Because of an understanding supervisor (and let me just say- wow!), my schedule is such that I can leave and be home at 2:45 when the children get out of school.  They walk or bike home with a huge group of children, and I can be at home to meet them.  I have grading and planning and emails and other “stuff” that I have to do- but I don’t have to be at the office to do it.  My classes are over, my office hours are done, and my afternoon is “free”.  Which means that, for the first time ever, I have been able to get home, help with homework, make dinner and just be there.  It means that we’re not paying a million dollars for afterschool care, that homework is getting done without fighting and that we’re eating healthier.  It’s made an amazing difference for all of us, and although I’m up late grading and planning and writing, it’s worth every minute.

But… it doesn’t always work that cleanly.  I have to leave my office at 2:10 at the latest to get home in time, and while my boss is accommodating, other factors are not as easy to navigate.  Today, for example, I had a meeting that was scheduled from 1:00-2:00.  Should have been no problem.  But… the meeting ran late.  I was caught up in a discussion that if I had left, would have gone a different direction from the way it ended up.  I love my job.  I want to be able to shape it.  And so I stayed.  Only 10 minutes, but 10 minutes that meant the difference between getting out at 2:10 and getting caught in the college traffic as the 12:45-2:15 classes let out.  I didn’t get home until 3:00. 

This has been an issue that happens about once a week.  It’s 10-15 minutes, that while not huge, means that my children would sit on my front door steps.  Sometimes, they went over to a friend’s house.  Sometimes, their friends sat with them.  I live in a neighborhood, that luckily, has children EVERYWHERE- that has stay-at-home parents EVERYWHERE- so sitting on our front steps for 15 minutes is a regular means of socializing.  But I don’t like it when it’s a necessity. 

And Elizabeth IS 9 1/2 years old (She tries to claim 9 and 3/4, but that’s not for another 2 months!).  She is VERY responsible.  She follows the rules- to the letter.  So, we made a schedule for her to follow.  It’s posted on her door.  It has visual cues.  We practiced it.  She is to come in the house, and call me IMMEDIATELY.  She is to let the dog out to the back yard.  She is to get a snack from where we keep snack.  She is NOT to cook.  She is NOT allowed to let Emily or any friend come in the house.  She is not allowed to leave Ray alone in the house.  She is to wait for me because I will only be about 10-15 minutes late. 

This is a runup to the day when she turns ten- an age that she knows is the magic age when she can be at home by herself; 10 is 1 year away from the age of babysitting.  She has often told me “When I’m 10, I don’t have to go to the grocery store with you… When I’m 10, I don’t have to go____ with you…. When I’m 10… when I’m 10.”   She’s testing those waters of independence- 10 to 15 minutes at a time. 

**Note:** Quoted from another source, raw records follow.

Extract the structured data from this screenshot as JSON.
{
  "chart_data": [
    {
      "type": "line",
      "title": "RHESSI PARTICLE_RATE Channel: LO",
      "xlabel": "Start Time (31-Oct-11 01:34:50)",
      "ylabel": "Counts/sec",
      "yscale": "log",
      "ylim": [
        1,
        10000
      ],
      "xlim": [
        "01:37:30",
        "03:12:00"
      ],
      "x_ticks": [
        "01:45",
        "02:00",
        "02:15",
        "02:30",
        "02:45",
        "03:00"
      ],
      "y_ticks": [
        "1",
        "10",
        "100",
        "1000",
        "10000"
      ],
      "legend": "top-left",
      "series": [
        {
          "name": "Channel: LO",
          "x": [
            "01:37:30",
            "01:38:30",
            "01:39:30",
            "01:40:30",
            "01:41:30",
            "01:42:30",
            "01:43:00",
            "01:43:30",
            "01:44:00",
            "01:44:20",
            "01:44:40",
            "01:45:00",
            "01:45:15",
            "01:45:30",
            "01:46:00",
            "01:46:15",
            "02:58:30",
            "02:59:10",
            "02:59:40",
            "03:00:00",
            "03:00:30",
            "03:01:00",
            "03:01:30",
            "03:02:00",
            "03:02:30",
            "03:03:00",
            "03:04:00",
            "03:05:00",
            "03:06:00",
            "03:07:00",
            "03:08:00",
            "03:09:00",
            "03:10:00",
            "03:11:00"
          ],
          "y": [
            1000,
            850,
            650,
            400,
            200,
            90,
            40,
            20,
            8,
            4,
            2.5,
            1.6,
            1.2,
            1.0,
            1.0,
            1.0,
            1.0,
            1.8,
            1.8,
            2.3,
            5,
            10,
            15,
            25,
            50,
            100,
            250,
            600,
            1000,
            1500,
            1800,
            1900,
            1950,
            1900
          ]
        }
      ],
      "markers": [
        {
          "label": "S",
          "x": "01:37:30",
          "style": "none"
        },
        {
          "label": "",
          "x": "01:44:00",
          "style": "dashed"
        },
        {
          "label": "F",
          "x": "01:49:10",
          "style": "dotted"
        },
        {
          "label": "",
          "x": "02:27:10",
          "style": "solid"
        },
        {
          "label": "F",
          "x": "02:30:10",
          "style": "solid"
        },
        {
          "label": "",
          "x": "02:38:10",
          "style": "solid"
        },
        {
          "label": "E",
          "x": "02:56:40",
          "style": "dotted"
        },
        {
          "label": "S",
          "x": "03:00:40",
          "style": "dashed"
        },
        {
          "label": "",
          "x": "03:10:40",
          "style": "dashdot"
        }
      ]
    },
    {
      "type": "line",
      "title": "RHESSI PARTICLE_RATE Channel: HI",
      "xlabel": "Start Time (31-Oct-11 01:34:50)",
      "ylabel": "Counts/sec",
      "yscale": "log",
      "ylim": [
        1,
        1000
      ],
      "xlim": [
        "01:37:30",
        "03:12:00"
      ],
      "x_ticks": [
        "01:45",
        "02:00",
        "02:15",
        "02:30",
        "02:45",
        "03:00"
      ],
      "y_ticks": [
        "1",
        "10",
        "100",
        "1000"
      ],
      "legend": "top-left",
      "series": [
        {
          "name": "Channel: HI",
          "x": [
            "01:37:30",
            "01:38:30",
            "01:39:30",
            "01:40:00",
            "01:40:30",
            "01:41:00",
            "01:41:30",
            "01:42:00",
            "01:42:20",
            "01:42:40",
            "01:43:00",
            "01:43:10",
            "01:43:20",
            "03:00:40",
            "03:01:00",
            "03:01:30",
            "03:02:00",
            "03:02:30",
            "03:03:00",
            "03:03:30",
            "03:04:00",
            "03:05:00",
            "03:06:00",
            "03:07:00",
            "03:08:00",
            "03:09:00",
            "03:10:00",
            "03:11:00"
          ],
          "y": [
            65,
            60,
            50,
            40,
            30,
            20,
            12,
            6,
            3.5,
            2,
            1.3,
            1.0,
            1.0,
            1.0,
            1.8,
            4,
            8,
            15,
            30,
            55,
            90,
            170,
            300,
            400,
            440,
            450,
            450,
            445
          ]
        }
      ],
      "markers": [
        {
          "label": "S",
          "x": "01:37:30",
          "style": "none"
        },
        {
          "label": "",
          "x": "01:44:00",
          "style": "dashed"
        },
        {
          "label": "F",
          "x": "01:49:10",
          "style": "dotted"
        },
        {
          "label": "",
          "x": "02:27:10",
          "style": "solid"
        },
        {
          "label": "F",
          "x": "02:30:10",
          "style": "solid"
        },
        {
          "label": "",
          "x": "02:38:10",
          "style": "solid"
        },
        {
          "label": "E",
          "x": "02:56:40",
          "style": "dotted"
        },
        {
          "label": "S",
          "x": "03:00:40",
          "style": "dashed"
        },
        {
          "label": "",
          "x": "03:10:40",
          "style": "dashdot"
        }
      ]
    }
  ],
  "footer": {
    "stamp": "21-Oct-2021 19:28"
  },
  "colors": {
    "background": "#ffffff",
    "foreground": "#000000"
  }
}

I was laughing with my mother that I’m so grateful at times that she is who she is.  That she IS limited in imagination.  That she is so rules-oriented.  That she has such a hard time lying.  It means that I can trust her to follow the plan.  It means that I believe that she can handle it. 

Which also means that she’s growing up.  Which also means that I can begin to let her go- but only for 10 minutes at a time.  She’s still my baby… and 10 minutes is all I can handle.

And I’m not even letting myself THINK about when Ray gets close to 10… Ray, who has imagination.  Ray, who does lie easily.  Ray, who figures out how rules can be bent.  Ray, who has already figured out that because he is not allowed to be alone in the house, Elizabeth cannot go back outside to play with her friends unless he also wants to go outside- and so has realized that he holds the power of where Elizabeth can be.  Ray… will never be allowed to be by himself until he’s off to college.